As of 2017, the house had been unoccupied since 2005. Plans were submitted in December 2017 to return the house, stables, outbuildings, and park to a family residence.

==In popular culture==

- The house featured as the boys' school Dryden Park in the 1995 film A Feast at Midnight, starring Christopher Lee.
- In 2006, the band Radiohead recorded part of their 2007 album In Rainbows at the house.

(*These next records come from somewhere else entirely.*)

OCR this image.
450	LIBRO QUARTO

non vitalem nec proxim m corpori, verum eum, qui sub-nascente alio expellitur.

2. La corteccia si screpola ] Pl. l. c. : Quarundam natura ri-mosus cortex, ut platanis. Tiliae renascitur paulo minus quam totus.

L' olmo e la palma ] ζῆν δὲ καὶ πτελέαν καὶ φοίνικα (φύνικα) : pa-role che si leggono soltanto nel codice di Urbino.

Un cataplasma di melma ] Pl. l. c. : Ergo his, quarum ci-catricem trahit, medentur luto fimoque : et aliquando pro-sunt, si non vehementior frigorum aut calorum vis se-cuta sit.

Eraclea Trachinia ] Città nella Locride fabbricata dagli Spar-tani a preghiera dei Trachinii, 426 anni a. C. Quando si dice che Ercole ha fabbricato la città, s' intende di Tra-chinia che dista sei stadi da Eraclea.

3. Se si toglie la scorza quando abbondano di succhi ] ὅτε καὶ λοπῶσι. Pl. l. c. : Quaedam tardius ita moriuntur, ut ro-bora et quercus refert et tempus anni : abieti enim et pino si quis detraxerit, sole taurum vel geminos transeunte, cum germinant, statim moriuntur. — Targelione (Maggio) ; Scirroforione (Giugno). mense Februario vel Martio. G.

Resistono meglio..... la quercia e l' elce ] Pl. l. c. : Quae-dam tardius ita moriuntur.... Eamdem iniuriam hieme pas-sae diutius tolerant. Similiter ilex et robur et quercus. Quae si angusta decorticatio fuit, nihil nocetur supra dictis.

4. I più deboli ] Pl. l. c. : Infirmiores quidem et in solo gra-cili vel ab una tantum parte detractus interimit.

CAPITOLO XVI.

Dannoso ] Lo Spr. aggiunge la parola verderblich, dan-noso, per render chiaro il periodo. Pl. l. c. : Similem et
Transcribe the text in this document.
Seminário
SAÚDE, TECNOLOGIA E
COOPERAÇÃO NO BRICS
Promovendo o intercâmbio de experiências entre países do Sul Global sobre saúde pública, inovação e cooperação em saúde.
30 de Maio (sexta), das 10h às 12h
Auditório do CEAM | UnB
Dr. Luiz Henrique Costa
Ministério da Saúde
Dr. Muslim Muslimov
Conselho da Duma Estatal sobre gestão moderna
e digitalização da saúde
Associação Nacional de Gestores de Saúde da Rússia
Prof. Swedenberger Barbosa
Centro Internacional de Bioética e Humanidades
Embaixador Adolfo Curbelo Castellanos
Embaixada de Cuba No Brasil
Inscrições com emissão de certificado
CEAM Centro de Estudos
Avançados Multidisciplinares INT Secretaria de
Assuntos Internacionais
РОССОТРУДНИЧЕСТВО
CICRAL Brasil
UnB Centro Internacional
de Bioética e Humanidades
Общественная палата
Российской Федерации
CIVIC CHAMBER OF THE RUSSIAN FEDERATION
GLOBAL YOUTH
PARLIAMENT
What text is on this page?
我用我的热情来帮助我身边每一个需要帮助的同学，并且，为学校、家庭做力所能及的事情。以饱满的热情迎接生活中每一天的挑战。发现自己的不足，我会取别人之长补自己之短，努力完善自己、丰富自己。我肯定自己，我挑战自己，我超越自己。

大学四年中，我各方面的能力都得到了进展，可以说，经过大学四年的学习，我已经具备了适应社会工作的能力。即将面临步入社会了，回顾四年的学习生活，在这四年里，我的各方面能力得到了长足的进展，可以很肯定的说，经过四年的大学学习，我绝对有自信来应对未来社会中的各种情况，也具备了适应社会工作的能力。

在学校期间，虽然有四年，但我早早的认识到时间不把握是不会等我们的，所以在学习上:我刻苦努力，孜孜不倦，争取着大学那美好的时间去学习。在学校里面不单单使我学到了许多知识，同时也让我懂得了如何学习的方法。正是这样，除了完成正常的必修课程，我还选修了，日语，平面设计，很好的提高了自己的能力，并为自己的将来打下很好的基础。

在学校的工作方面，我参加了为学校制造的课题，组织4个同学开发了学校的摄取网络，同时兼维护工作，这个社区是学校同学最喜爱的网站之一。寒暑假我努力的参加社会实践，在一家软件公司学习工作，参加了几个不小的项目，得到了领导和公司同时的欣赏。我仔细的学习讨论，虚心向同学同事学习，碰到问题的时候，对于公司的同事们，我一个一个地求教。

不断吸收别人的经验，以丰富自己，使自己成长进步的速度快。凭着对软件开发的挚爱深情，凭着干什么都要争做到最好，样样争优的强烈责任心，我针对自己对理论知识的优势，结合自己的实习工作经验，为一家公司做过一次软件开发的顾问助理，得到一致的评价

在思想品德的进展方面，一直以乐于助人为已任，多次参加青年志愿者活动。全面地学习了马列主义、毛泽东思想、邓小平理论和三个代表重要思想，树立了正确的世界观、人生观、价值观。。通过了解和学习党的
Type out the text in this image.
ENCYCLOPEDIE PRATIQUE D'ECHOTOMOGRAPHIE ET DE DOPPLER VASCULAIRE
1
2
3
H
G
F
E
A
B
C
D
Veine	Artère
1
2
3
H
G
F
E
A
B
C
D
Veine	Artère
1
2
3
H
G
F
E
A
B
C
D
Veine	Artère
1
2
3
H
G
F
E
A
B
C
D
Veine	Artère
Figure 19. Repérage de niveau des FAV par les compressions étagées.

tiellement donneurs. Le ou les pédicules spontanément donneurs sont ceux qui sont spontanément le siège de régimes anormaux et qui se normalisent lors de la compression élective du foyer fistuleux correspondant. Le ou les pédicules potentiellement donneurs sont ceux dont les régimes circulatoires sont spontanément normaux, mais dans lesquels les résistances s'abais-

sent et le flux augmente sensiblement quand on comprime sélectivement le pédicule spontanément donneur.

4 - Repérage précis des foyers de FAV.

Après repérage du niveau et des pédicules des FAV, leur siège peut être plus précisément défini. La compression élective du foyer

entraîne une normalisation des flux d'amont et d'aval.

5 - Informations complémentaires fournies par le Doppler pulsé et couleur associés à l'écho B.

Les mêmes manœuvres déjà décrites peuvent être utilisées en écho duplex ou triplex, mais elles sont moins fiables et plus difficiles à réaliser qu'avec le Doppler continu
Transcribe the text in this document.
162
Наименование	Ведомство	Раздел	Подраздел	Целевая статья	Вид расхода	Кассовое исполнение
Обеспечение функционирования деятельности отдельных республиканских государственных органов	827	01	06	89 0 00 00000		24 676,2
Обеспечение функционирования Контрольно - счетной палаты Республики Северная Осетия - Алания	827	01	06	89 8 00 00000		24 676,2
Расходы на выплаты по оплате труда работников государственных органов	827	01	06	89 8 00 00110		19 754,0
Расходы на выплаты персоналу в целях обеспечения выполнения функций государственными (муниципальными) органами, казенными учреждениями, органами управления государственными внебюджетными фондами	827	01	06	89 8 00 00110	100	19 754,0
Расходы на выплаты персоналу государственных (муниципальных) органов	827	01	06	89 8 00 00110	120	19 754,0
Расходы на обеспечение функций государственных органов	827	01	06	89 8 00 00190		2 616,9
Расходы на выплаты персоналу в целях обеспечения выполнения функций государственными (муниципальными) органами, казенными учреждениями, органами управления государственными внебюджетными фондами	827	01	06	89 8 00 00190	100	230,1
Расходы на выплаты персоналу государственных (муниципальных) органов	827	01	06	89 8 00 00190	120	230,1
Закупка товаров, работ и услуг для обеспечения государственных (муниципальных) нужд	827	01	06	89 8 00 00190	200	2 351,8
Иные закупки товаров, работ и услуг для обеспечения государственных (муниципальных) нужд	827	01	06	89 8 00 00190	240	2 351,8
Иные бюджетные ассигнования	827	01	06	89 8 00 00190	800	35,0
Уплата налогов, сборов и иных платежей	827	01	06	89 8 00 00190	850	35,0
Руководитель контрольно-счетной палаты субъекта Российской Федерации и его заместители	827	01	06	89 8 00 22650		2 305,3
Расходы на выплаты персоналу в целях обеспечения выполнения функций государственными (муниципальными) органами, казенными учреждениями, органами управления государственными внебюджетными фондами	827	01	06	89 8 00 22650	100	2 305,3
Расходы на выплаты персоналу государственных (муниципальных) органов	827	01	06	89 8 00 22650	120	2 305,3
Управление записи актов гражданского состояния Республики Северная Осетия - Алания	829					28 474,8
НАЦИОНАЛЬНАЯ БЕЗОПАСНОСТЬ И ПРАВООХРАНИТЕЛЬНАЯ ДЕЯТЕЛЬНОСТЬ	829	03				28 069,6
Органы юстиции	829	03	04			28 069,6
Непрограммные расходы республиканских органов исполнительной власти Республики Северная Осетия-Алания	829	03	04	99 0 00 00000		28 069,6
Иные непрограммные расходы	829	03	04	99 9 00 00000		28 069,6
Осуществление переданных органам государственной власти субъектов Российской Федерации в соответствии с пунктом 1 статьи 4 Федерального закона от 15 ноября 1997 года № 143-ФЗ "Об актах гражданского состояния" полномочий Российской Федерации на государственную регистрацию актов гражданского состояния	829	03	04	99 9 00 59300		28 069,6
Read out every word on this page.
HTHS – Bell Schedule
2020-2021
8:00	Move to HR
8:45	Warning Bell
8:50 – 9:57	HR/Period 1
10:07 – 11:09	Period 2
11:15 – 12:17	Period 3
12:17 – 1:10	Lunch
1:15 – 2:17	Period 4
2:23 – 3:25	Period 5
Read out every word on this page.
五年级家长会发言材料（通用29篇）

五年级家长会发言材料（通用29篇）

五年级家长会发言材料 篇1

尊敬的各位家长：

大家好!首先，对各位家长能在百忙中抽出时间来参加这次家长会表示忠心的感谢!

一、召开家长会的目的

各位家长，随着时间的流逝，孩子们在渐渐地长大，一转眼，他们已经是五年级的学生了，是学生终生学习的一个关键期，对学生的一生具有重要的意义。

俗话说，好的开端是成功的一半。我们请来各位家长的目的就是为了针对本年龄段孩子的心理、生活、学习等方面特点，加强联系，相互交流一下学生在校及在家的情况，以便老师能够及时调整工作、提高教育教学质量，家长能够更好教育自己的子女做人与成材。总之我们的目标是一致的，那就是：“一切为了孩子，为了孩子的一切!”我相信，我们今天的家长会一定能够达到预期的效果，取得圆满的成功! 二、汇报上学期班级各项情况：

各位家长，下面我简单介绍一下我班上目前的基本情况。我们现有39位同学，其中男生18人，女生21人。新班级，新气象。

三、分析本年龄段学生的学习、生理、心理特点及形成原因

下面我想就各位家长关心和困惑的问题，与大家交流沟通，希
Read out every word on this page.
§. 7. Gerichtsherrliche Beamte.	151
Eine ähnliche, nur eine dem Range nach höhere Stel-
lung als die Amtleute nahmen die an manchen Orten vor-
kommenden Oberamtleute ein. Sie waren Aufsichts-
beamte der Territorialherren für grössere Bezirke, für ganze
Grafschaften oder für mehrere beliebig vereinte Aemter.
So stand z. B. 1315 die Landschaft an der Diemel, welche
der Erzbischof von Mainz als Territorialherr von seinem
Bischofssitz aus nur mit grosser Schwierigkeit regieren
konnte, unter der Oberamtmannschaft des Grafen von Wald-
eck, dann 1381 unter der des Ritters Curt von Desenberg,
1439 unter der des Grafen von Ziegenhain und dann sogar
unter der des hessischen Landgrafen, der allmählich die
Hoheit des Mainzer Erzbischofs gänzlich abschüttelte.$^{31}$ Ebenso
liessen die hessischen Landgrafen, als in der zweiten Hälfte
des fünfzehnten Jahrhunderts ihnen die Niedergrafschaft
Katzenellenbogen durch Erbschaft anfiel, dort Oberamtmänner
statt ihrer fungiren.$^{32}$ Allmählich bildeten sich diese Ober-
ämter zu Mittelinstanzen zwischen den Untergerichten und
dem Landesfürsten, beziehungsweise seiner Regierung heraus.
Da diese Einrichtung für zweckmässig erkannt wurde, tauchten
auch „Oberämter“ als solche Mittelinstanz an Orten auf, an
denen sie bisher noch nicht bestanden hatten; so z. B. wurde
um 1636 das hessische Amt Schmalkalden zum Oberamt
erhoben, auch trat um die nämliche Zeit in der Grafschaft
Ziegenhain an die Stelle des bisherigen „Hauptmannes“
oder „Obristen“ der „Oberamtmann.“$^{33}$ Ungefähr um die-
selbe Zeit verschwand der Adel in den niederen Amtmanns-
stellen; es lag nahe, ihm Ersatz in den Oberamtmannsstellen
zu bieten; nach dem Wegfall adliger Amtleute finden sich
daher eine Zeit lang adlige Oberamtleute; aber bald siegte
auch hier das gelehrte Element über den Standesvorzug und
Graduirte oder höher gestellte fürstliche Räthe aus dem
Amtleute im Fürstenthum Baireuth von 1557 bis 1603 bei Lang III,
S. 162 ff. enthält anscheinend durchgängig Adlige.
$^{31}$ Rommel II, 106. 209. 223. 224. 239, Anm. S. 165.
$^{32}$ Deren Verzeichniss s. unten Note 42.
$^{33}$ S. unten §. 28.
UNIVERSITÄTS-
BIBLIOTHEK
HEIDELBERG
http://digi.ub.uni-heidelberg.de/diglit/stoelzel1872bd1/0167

- In 2013, the house and Savernake estate were used as the location for a short film commissioned by electronica pioneers Goldfrapp to promote the song 'Drew' from their album Tales of Us. Shot in black and white by film editor Lisa Gunning, the internal and external aspects of the house and surrounding forest feature extensively in the five-minute film.